As far as I can see looking at various months and samples of data the distribution of txn sizes does indeed match what you have here, but if course that’s just right now and doesn’t speak to change in user behavior.

If the goal of the flip is to have it be that the meat of the distribution is charged the same as today then this feels appropriate.

@pgpg I also believe the average is a fine metric to use for a dynamic inclusion fee given we assume that overtime the “tx_size distribution” will progress towards a normal distribution (progress towards is key word here, not exactly ever being normal!). This should promote a market based approach where the inclusion fees are ultimately dictated by the node operators and users of the network, so if we were to examine a 95% confidence interval over that distribution, we know that these folks are going to be largely unaffected given current TPS rates.

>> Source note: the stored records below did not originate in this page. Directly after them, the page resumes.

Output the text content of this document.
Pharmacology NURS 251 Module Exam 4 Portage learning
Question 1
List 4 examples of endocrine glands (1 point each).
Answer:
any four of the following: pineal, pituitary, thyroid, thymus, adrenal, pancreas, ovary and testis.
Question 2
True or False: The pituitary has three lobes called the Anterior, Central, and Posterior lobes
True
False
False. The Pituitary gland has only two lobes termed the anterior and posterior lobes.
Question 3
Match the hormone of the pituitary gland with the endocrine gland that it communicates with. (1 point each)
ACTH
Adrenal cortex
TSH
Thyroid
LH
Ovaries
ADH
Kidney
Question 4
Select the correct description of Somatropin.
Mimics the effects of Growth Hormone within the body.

One concern is manipulation of the distribution to alter the average inclusion fee, as in the possibility of someone executing a ton of small transactions to offset the average of dynamic inclusion fees (push it right skewed) such that one certain large transaction is now cheaper. Now this is highly unlikely given the volume of small transactions required to do so and this one large transaction would need to bring an exorbitant amount of value… but if there does exist a bimodal distribution in the future then it may be advantageous to do so

In this FLIP all parameters of the equation are static, so it only reflects the distribution of our transactions at the creation time of this FLIP. But distribution manipulation attack will be a practical concern when we will have adaptive dynamic inclusion fee in the future, when parameters can be automatically adjusted with instant txn size distribution in real-time.